I'm guessing most people resolve to bake less when the year is new, but not this gal!  I've decided that 2013 is the year I perfect my buttermilk scones.  Why, you ask?  Because scones are really delicious and I drink a lot of coffee and tea!  And because why not?

So this is trial 1.  This recipe was adapted from Beth Dunn's Proper British Scones.  While it is apparently more English to make your scones by rolling out the dough and cutting them like biscuits, I still prefer molding my dough into disks and cutting the scones into wedges.  Good scones can only come from dough that is handled properly and I find myself far less likely to over-handle the dough if I form it rather than roll it out.  I also have the compulsive need to sprinkle raw demerara sugar on my scones and that's probably not properly English, either.  But no matter!  The goal is not to make authentic English scones, but to make my best version of a buttermilk scone.  I will insist, however, that  you serve these with clotted cream, which can be found at Marczyk's for all you Denver-Dwellers, or even crème fraîche if you can't find the clotted stuff (I know that might sound weird to all you Americans out there that are used to buttering your scones... but trust me on this!).  Lemon curd is always a delicious choice when talking about scone accoutrements.  Also, serve these scones with the best-quality jam that you can get your hands on!  Preferably some made by a local artisan, like Dagstani & Sons, or perhaps just the adorable little old lady down the street.  

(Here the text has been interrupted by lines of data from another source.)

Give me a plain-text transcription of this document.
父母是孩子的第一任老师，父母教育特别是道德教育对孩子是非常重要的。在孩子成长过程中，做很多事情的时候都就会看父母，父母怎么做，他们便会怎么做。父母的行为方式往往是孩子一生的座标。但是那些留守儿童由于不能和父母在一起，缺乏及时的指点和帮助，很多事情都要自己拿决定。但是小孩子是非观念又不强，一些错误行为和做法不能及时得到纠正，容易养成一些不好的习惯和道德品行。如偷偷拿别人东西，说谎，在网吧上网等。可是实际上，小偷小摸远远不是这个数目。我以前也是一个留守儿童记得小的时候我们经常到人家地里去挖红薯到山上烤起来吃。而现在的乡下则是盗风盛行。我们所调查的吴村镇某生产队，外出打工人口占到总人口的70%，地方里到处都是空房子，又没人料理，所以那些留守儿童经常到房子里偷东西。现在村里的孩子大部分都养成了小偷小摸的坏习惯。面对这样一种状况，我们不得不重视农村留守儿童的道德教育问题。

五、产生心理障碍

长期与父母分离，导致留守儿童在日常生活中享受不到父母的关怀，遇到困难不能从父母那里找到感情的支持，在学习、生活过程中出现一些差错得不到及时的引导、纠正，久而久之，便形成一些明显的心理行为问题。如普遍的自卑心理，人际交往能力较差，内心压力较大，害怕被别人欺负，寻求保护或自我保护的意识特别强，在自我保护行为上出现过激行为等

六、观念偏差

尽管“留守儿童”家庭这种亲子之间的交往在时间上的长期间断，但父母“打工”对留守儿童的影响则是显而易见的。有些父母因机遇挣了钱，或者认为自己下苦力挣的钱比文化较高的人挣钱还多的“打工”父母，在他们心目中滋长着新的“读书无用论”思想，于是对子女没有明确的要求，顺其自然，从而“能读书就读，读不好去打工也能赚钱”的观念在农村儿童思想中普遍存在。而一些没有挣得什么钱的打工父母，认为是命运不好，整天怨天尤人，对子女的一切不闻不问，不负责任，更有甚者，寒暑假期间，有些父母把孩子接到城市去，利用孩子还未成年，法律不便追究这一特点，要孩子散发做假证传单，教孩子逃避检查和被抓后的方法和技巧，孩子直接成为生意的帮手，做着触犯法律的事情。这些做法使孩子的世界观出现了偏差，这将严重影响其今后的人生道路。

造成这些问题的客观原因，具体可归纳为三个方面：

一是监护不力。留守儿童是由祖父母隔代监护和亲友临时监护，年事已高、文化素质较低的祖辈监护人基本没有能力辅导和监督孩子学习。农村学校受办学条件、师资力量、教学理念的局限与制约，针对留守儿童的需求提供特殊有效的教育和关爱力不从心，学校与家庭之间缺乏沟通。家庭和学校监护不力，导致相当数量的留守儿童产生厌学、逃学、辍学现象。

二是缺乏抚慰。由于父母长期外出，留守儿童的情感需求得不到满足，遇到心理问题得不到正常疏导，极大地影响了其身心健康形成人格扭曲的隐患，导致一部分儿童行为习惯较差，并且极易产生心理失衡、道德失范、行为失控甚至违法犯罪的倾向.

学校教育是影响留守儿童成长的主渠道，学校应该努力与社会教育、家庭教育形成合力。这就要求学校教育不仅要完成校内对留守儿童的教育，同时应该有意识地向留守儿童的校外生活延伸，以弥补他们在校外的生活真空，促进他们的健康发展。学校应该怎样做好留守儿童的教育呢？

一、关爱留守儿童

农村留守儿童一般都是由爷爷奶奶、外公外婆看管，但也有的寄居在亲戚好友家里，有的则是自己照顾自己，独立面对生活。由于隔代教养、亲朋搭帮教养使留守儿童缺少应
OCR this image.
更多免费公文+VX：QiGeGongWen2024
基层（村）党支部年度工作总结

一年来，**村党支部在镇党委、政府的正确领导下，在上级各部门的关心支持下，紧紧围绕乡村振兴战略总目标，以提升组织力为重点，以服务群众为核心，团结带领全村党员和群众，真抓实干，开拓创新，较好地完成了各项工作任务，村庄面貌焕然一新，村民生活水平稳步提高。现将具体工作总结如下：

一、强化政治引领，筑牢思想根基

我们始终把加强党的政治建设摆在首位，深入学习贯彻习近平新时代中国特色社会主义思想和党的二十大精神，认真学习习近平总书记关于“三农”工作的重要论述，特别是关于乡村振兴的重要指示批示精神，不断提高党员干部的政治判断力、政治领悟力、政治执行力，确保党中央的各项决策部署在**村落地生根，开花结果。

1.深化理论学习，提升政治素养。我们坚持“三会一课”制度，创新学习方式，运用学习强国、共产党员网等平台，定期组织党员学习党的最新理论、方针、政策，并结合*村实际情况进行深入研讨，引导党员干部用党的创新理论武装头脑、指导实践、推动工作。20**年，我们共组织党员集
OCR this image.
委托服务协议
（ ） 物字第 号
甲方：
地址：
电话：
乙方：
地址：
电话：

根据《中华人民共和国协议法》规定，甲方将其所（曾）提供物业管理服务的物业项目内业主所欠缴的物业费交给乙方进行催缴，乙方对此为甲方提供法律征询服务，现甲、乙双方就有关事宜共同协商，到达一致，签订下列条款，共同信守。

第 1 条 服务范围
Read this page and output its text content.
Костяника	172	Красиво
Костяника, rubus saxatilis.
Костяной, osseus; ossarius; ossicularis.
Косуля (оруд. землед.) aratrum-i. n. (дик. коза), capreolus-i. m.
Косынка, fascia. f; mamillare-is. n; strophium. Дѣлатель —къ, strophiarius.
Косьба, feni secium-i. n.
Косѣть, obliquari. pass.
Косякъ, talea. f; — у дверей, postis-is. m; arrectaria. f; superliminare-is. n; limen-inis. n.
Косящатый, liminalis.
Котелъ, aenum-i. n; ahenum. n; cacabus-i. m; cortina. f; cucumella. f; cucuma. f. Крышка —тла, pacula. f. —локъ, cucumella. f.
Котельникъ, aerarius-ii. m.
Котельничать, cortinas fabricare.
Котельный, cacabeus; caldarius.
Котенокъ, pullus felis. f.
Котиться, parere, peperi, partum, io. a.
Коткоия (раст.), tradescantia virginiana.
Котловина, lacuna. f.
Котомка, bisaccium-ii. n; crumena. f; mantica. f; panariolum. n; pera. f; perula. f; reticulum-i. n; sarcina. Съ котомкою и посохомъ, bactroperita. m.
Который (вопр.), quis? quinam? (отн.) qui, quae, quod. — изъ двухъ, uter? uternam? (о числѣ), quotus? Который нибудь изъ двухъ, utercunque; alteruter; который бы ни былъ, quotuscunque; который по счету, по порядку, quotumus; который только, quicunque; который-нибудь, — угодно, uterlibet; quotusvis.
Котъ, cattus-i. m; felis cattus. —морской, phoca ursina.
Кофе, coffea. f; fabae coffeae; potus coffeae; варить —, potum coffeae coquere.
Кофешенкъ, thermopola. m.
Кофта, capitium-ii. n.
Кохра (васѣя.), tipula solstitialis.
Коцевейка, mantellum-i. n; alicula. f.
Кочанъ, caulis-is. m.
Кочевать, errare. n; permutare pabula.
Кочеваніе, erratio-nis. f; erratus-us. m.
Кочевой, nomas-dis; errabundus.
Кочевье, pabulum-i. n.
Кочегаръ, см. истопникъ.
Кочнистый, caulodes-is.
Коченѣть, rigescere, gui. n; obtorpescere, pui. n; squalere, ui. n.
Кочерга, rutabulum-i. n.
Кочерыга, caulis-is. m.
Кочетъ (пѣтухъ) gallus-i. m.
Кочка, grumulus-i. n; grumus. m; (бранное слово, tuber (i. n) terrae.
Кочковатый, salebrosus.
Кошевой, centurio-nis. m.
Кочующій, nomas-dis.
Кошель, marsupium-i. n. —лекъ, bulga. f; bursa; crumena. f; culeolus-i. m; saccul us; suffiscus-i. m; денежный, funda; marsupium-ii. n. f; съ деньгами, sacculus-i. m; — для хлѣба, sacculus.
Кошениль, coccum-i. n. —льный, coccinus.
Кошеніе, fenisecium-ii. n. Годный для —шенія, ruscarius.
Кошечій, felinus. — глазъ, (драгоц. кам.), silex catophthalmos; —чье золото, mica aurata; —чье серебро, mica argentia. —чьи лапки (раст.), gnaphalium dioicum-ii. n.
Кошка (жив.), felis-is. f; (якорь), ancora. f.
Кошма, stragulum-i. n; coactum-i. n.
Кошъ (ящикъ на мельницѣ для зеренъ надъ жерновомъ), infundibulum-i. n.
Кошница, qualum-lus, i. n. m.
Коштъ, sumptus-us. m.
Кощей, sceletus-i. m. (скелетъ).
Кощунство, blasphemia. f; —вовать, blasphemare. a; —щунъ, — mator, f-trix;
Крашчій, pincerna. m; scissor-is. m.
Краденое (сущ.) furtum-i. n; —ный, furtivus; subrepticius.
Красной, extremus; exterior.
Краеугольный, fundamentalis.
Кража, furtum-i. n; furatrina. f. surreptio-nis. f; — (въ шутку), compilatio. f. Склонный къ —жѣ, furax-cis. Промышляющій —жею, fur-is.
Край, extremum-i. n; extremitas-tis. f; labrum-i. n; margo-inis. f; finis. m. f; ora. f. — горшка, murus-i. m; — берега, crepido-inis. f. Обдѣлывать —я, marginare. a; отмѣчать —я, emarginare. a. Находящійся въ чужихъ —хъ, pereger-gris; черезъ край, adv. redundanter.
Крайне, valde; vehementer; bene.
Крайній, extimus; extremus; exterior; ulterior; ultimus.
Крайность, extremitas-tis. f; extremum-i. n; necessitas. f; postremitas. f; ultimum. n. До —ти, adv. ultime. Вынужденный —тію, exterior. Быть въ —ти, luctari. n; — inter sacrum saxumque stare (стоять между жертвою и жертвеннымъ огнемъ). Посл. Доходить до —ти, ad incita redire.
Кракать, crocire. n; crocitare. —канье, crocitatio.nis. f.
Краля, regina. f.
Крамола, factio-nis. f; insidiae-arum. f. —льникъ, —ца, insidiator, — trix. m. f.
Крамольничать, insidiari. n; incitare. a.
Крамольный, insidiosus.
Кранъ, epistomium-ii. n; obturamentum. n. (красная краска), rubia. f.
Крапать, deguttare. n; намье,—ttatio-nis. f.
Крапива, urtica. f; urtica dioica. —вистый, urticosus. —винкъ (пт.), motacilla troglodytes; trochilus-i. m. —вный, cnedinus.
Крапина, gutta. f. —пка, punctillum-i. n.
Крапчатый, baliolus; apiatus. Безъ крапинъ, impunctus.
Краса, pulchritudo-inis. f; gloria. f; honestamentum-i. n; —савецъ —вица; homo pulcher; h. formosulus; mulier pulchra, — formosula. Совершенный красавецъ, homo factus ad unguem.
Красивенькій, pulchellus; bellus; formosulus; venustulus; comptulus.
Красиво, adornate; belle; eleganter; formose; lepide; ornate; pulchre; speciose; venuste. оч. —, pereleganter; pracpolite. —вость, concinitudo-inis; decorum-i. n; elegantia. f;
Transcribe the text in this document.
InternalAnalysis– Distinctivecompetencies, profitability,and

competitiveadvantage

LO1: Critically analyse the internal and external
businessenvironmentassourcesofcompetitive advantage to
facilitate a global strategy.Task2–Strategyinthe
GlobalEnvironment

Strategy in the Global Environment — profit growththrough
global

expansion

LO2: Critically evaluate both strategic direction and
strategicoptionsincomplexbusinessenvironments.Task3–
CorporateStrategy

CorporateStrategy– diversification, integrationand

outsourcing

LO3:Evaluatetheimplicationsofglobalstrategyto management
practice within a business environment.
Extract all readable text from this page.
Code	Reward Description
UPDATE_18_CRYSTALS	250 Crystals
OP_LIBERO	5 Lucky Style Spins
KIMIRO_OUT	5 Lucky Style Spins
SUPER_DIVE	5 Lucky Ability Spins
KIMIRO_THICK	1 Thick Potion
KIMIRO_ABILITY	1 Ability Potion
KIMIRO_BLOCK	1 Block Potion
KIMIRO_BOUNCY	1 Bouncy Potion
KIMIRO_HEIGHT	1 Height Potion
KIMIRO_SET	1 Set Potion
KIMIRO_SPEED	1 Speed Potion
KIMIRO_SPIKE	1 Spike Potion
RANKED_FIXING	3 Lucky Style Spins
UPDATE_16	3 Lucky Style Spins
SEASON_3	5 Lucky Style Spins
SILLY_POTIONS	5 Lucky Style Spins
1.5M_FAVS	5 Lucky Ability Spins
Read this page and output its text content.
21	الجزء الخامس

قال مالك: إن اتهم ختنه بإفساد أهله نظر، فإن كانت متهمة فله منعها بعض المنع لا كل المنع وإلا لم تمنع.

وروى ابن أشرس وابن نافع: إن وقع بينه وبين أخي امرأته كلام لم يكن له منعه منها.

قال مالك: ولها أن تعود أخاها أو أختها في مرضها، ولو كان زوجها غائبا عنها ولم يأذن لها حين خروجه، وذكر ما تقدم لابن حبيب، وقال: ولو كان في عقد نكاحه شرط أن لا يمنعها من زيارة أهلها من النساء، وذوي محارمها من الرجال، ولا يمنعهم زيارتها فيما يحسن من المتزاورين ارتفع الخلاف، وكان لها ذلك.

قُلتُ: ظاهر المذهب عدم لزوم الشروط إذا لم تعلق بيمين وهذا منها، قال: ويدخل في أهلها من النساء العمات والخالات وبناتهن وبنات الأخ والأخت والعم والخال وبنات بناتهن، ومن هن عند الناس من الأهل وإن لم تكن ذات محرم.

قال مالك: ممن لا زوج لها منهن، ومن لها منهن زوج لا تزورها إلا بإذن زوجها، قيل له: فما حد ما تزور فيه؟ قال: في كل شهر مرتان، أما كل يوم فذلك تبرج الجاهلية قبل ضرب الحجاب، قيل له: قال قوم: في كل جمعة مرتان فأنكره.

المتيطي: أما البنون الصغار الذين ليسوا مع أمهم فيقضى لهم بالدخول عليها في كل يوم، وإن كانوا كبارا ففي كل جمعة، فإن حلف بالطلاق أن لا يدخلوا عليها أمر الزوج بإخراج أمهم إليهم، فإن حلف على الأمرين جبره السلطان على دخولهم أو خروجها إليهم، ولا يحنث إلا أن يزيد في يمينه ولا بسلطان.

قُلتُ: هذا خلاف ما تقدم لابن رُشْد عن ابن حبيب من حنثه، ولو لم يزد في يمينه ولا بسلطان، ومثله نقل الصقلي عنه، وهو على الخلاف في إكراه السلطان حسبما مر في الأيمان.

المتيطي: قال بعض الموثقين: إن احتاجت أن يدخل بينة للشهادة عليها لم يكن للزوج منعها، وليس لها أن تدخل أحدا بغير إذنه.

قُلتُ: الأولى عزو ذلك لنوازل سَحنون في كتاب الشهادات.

Buttermilk Scones, trial 1
makes 12 small scones

2 cups flour
2 1/2 tsp sugar
1 1/2 tsp baking powder
1/2 tsp kosher salt
1/4 lb. butter, diced and chilled
2/3 cup 2% buttermilk (cream top, if available)
1 egg
demerara sugar, for sprinkling

Heat oven to 425 degrees.

Sift dry ingredients together in a large bowl.  Add butter and work with your fingers until mixture resembles fine crumbs.  Add buttermilk and mix with a wooden spoon until the dough just comes together (just a few swift motions should do it - be sure not to over-work your dough).

Turn the dough onto a lightly-floured work surface.  Divide into two and gently knead the first batch until the dough becomes just-smooth.  Form into a disk.  Repeat with second batch and place disks on a silpat (or parchment paper) lined baking sheet.  Using a knife or dough scraper, cut disks into 6 wedges.

In a small bowl, whisk 1 egg with a splash of buttermilk.  Brush disks with your egg wash and sprinkle generously with the demerara sugar.  Place in the 425 degree oven and bake until just golden, about 15 minutes.